In Paterson, officials are tackling the problem by expanding a federally-funded program, that’s shown some success among younger pupils, to its JFK High School. It offers students there a host of support services, ranging from tutoring and other forms of academic support to health services. Also on the menu is help for basic needs — like a discreetly placed laundry room, open during non-school hours, on the theory that not having clean clothes can lead to chronic absenteeism.

“Kids especially, they find it embarrassing,” said Iffat Aniqa, a junior at the school, which sits just blocks away from Paterson’s iconic Great Falls. “They don’t want to go ask for help and look like they’re struggling. Because it’s during those times, they don’t have to worry about kids seeing them.”

In 2018, the city was one of 15 school systems in the nation to win grants of just under $500,000 from the federal Full-Service Community Schools program — in each case, the first in an expected five-year series of allocations totaling as much as $2.5 million. The program, funded under the Obama-era Every Student Succeeds Act of 2015, is designed to foster “full-service community schools that improve the coordination, integration, accessibility, and effectiveness of services for children and families, particularly for children attending high-poverty schools, including high-poverty rural schools,” according to the federal Department of Education.

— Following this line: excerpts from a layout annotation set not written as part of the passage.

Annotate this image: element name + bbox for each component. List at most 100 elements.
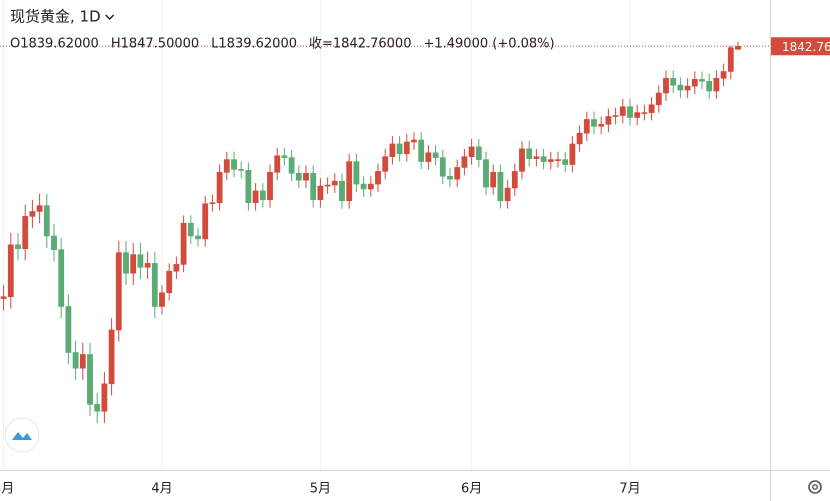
candle-body — [72, 352, 79, 369]
x-tick-label: 7月 — [619, 482, 640, 497]
gear-hub — [812, 484, 818, 490]
candle-body — [519, 148, 525, 172]
candle-body — [439, 157, 446, 177]
candle-body — [245, 170, 252, 203]
candle-body — [151, 263, 158, 307]
candle-body — [159, 292, 165, 307]
candle-body — [497, 172, 504, 202]
candle-body — [403, 141, 410, 155]
candle-body — [339, 180, 345, 202]
candle-body — [216, 172, 223, 203]
candle-body — [720, 71, 727, 79]
candle-body — [677, 84, 684, 91]
candle-body — [0, 296, 7, 299]
candle-body — [562, 159, 569, 165]
logo-circle — [4, 417, 40, 453]
overlay: 1842.76 — [0, 37, 830, 56]
x-tick-label: 6月 — [461, 482, 482, 497]
candle-body — [396, 143, 403, 155]
candle-body — [468, 146, 475, 157]
candle-body — [36, 205, 43, 212]
candle-body — [648, 104, 655, 113]
candle-body — [346, 161, 353, 202]
candle-body — [367, 183, 374, 190]
candle-body — [94, 404, 101, 412]
grid — [3, 0, 631, 470]
candle-body — [411, 139, 417, 143]
candle-body — [310, 173, 317, 201]
candle-body — [15, 244, 21, 250]
candle-body — [29, 211, 36, 217]
ohlc-value: 收=1842.76000 — [309, 37, 411, 52]
candle-body — [706, 80, 713, 92]
candle-body — [202, 203, 209, 240]
candle-body — [180, 222, 187, 265]
candle-body — [713, 78, 720, 92]
candle-body — [555, 159, 561, 161]
candle-body — [295, 173, 302, 181]
candle-body — [173, 264, 180, 272]
candle-body — [389, 143, 396, 157]
candle-body — [425, 152, 432, 162]
candle-body — [317, 185, 324, 201]
settings-icon[interactable] — [808, 480, 822, 494]
candle-body — [684, 85, 691, 91]
logo[interactable] — [4, 417, 40, 453]
candle-body — [598, 124, 605, 127]
chart-title: 现货黄金, 1D — [10, 8, 101, 26]
candle-body — [627, 106, 633, 118]
candle-body — [65, 306, 72, 353]
candle-body — [490, 172, 497, 188]
ohlc-value: H1847.50000 — [111, 37, 199, 52]
candle-body — [43, 205, 50, 237]
candle-body — [375, 171, 381, 185]
candle-body — [576, 132, 583, 145]
candle-body — [663, 78, 669, 94]
logo-mark — [12, 432, 32, 440]
candle-body — [605, 116, 612, 125]
candle-body — [195, 235, 201, 240]
candle-body — [475, 146, 482, 160]
candle-body — [144, 263, 151, 268]
candle-body — [108, 329, 115, 385]
candle-body — [267, 172, 273, 201]
candle-body — [166, 270, 173, 294]
candle-body — [223, 159, 230, 173]
candle-body — [123, 252, 129, 274]
ohlc-value: O1839.62000 — [10, 37, 99, 52]
candle-body — [303, 173, 309, 181]
candle-body — [699, 79, 705, 82]
candle-body — [331, 180, 338, 186]
candle-body — [137, 254, 144, 268]
candle-body — [382, 156, 389, 172]
candle-body — [130, 254, 137, 274]
candle-body — [540, 156, 547, 162]
ohlc-value: L1839.62000 — [211, 37, 297, 52]
candle-body — [101, 383, 108, 412]
candle-body — [259, 190, 266, 201]
candle-body — [612, 115, 619, 117]
ohlc-value: +1.49000 (+0.08%) — [423, 37, 554, 52]
candle-body — [569, 143, 576, 165]
candle-body — [547, 159, 554, 162]
candle-body — [58, 249, 65, 307]
candle-body — [281, 155, 288, 158]
x-tick-label: 5月 — [310, 482, 331, 497]
candle-body — [454, 167, 461, 180]
candle-body — [511, 171, 518, 189]
candle-body — [432, 152, 439, 158]
candle-body — [353, 161, 360, 185]
candle-body — [324, 184, 331, 187]
candle-body — [655, 92, 662, 106]
candle-body — [461, 156, 468, 168]
dropdown-icon[interactable] — [105, 14, 115, 21]
x-tick-label: 4月 — [151, 482, 172, 497]
candle-body — [209, 202, 216, 204]
candle-body — [252, 190, 259, 203]
candle-body — [418, 139, 425, 162]
candle-body — [360, 183, 367, 190]
candle-body — [87, 354, 93, 405]
candle-body — [231, 159, 237, 170]
candle-body — [7, 244, 14, 297]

Paterson had first won Community Schools funding in 2010 and then again in 2015, which it used to establish support programs at five elementary schools. The program at JFK — which will split the new grant with a sixth elementary school in the city — is the first to be established at a secondary school in New Jersey.

District officials say they have just recently gotten all elements of the JFK program up and running.

“From getting their clothes laundered here, to a hygiene closet, to getting their academics met, to getting fed breakfast lunch and dinner right here in the school,” Paterson Schools Superintendent Eileen Shafer said. “And to provide not only these services to the children, but also to their families.”

The district has also provided for a community room where basic needs are met, like food, clothing and hygiene products, including menstrual items for girls who often miss school when they can’t afford them. There are also medical services available, both for students and their families.

“Physicals, well check-ups, sick visits,” said Denise Hajjar, health and wellness services administrator for the program. “Our eye doctor also comes in here and does eye exams. Our dentist comes in. So we give wrap-around services in a very timely fashion so that we can hopefully keep the children in school. Because when they’re in school, they’re learning.”

And when it all gets to be too much, students can escape to the living room, a space to relax or seek mental health services like art therapy and guided meditation. There are also support groups for the LGBTQ community, as well as for those who’ve experienced relationship issues or trauma.

“Our children come to school with adult problems and will tell you nobody cares about them,” Shafer said. “Once a child knows you care about them and really believes in it and it’s for real, they’ll talk to you and tell you just about anything. And then they’ll be able to go to class and be able to learn.”

Students say the support is welcome.

“You might have academics on your mind, make it into college. Family problems are always there. Whether it’s social or emotional, you carry it with everywhere, including school,” said Noor Hassan. “Support is something that everyone should have available to them, no matter who it is.”

Congressman Bill Pascrell said, that while the program is geared toward boosting education outcomes, that’s not the only goal.

“We will bring our scores up, but they’re not the end-all,” said the Democrat who once served as Paterson’s mayor. “We want people to graduate from this high school that have character and are willing to come to the assistance of their neighbor.”